O ITCMD e a Reforma Tributária
Previsto no artigo 155 da Constituição Federal, o ITCMD tem alíquota máxima de 8% sobre o valor dos bens e direitos a serem transmitidos.
Com relação aos bens imóveis, o Estado onde está situado o bem é o destinatário do tributo; no tocante aos bens móveis, o beneficiário pode ser o Estado onde se processar o inventário ou o domicílio do doador, cabendo a escolha ao contribuinte.
Em se tratando de tributo estadual, os Estados e o Distrito Federal têm regras próprias atinentes às hipóteses de isenção e fixação das alíquotas, que atualmente variam entre 1% e 8%, sendo que 17 Unidades Federativas adotam alíquotas progressivas, de acordo com o valor dos bens e direitos. O Estado de São Paulo, que adota alíquota fixa de 4%, é exceção.
Ocorre que a tão propagada reforma tributária, objeto da Proposta de Emenda à Constituição 45/2019, aprovada na Câmara dos Deputados e que está em trâmite no Senado Federal, implicará em mudanças substanciais no imposto em comento.
Se mantido o texto aprovado pela Câmara dos Deputados, as alíquotas do ITCMD serão obrigatoriamente progressivas. Assim, quanto maior a herança ou patrimônio a transmitir, mais imposto será pago.
Além disso, em caso de bens móveis ou direitos, dentre eles os ativos financeiros e as participações societárias, o contribuinte não poderá mais escolher proceder à partilha no Estado onde o inventário for realizado, valendo-se de alíquota menor. Será obrigatório proceder ao recolhimento do ITCMD no Estado de domicílio do falecido.
Outro ponto relevante é incidência do tributo sobre herança ou doação advinda do exterior.
Assim, na hipótese de doação, em se tratando de bem móvel, ainda que o doador resida no Exterior haverá incidência de ITCMD no Estado de domicílio do donatário. Em se tratando de bem imóvel, ainda que doador e donatário residam no Exterior, será destinatário do tributo o Estado onde o bem estiver situado.
No tocante à transmissão causa mortis, mesmo se os bens móveis ou imóveis estiverem no exterior, será devido o ITCMD ao Estado de domicílio do falecido e se seu último domicílio for no exterior, o ITCMD deverá ser pago ao Estado de domicílio do herdeiro.

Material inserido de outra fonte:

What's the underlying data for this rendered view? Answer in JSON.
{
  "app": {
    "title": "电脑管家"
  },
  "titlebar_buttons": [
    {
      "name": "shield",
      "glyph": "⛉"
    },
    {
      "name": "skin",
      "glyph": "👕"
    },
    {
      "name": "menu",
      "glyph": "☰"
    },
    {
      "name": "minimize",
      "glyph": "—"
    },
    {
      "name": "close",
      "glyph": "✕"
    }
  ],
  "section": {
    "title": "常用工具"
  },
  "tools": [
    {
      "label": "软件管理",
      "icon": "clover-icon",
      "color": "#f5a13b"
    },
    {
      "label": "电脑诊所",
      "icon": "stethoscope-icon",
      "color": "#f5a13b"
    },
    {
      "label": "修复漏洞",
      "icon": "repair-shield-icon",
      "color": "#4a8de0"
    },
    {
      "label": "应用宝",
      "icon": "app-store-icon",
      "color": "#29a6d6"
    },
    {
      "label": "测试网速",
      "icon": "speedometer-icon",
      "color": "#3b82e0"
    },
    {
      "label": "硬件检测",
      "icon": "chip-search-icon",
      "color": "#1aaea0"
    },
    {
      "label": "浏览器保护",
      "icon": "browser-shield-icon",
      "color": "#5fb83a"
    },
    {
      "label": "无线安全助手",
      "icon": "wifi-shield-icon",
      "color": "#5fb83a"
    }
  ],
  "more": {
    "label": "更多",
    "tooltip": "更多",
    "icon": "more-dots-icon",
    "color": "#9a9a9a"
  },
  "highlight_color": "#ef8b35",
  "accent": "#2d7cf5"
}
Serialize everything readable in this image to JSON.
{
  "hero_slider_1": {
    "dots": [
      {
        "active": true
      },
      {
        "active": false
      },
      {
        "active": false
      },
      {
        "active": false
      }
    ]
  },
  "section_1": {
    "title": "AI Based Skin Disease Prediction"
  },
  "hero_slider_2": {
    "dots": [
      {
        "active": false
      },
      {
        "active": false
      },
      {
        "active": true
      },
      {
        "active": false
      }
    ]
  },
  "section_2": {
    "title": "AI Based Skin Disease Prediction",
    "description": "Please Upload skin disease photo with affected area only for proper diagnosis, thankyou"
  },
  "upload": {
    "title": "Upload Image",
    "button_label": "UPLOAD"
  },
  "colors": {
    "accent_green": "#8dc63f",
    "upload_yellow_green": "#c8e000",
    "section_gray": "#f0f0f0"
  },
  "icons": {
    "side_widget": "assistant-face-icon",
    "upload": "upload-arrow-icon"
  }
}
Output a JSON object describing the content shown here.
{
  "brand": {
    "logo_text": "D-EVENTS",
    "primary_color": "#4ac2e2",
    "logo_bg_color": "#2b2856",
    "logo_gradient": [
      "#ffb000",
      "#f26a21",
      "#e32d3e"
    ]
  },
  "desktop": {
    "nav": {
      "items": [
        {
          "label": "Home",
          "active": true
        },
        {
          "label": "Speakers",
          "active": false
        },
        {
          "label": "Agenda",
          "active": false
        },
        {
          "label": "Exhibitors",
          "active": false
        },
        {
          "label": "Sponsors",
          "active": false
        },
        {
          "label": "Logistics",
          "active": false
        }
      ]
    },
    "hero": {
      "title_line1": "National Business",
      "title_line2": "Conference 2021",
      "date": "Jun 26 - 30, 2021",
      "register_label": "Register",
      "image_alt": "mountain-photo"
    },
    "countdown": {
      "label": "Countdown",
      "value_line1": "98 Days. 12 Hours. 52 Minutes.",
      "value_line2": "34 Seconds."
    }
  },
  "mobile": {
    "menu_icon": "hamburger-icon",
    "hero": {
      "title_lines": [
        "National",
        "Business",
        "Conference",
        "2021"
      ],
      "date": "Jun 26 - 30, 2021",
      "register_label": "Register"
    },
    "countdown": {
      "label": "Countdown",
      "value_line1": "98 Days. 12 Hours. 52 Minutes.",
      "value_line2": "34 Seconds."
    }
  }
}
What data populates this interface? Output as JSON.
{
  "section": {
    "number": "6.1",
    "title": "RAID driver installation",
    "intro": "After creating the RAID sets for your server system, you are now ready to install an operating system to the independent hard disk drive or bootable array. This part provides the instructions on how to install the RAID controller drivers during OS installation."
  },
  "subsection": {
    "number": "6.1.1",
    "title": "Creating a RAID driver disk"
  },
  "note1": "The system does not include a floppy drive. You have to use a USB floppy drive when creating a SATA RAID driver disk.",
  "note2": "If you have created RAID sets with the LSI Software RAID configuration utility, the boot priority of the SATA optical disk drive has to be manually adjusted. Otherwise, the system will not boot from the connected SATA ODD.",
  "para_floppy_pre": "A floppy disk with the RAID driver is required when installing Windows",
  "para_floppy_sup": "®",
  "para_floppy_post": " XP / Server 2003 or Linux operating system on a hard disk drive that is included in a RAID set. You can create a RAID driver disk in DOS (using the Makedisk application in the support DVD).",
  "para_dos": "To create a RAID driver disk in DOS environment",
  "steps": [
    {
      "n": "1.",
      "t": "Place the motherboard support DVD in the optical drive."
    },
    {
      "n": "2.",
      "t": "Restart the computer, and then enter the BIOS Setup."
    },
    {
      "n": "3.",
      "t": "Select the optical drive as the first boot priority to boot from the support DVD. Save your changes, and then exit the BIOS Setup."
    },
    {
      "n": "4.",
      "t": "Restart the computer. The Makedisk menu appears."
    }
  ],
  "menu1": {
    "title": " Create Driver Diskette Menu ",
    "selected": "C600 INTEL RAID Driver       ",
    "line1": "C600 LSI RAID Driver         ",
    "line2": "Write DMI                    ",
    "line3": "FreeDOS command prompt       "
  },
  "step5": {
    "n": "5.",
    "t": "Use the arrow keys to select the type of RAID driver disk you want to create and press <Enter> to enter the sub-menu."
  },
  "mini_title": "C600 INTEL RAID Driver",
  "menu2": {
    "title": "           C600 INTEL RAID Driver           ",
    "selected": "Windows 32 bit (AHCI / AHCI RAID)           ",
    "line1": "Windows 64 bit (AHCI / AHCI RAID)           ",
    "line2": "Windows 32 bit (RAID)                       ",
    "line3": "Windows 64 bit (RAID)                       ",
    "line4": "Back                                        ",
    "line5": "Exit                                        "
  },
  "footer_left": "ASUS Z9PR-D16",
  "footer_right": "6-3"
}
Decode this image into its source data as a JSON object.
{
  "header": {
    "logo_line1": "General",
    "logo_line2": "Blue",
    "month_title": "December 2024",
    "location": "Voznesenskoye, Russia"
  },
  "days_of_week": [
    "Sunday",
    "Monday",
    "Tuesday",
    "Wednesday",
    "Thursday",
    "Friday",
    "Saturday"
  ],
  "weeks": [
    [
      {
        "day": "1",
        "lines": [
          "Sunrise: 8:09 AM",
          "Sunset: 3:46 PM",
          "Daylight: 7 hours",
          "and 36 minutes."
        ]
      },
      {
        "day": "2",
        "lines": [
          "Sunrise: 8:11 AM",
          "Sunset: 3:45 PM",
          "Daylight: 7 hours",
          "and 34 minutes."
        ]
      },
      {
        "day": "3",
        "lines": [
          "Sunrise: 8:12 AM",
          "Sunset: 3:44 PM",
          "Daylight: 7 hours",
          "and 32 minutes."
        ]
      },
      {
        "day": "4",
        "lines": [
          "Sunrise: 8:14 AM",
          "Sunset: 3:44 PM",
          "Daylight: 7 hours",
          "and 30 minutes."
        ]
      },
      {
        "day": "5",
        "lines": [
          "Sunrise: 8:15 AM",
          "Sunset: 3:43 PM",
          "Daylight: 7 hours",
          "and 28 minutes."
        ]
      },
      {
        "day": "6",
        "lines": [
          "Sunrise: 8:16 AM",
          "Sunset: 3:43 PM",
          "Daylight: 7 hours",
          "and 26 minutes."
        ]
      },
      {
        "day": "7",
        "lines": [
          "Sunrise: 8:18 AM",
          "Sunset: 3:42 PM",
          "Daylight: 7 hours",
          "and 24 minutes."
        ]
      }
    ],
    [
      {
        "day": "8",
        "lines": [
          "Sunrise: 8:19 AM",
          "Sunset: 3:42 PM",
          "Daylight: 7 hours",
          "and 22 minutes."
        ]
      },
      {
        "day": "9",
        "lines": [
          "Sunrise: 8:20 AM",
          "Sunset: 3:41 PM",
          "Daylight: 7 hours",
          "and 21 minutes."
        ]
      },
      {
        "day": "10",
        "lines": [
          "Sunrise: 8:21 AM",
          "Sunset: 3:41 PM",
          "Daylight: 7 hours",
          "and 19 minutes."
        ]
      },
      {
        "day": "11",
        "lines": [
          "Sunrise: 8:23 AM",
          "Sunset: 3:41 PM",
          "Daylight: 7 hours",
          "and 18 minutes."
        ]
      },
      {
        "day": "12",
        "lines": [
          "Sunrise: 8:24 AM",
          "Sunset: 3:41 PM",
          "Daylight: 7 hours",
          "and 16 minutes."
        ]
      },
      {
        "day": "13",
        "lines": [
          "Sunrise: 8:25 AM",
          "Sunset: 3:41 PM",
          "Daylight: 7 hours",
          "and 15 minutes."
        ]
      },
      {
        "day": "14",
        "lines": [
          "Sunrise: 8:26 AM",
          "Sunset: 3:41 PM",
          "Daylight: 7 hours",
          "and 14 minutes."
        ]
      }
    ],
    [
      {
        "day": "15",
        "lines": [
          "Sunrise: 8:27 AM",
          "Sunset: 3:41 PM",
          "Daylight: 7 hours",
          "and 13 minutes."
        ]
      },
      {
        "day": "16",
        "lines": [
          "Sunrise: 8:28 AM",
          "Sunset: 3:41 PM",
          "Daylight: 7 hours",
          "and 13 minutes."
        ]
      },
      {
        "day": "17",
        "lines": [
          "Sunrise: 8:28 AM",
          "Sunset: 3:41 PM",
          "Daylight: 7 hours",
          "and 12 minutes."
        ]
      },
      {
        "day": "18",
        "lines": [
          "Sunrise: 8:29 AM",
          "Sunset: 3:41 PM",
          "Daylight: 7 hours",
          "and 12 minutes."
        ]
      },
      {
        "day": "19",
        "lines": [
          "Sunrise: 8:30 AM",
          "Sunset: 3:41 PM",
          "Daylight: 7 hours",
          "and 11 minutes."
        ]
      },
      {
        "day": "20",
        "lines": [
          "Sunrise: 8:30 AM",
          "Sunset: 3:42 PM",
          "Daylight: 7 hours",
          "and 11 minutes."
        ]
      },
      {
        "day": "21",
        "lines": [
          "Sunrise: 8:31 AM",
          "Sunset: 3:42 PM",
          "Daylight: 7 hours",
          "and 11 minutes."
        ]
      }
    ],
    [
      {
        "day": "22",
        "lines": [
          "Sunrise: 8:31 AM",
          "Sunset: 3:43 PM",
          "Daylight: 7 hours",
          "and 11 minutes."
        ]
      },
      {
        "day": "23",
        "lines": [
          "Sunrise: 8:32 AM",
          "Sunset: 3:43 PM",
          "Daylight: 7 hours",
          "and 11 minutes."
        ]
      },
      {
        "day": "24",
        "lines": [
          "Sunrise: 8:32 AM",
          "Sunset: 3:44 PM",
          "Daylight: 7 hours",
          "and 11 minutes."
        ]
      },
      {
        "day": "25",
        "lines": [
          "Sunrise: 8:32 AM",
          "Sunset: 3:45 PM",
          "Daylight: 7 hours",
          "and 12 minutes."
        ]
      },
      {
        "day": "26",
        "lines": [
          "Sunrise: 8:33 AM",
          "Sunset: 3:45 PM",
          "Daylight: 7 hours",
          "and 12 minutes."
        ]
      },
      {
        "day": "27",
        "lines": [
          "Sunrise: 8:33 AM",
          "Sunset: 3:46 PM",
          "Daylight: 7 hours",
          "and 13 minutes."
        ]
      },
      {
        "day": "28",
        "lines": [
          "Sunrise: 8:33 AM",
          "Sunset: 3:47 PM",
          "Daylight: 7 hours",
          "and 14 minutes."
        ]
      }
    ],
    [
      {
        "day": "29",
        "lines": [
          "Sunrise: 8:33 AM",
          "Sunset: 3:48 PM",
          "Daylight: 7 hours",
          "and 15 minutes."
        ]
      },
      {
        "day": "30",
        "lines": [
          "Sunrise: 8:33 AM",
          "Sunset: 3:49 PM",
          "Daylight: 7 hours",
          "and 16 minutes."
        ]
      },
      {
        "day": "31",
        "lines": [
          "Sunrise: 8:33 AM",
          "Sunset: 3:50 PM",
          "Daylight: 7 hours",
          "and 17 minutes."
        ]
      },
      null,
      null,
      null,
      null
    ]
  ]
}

A verdade é que, em que pese o texto final da aludida Proposta de Emenda à Constituição ainda seja incerto, não há dúvidas de que haverá modificações substanciais no cálculo do ITCMD.
Assim, é prudente que as famílias se antecipem à mudança legislativa e realizem um planejamento patrimonial e sucessório, aproveitando o cenário atual que se mostra mais favorável do ponto de vista tributário.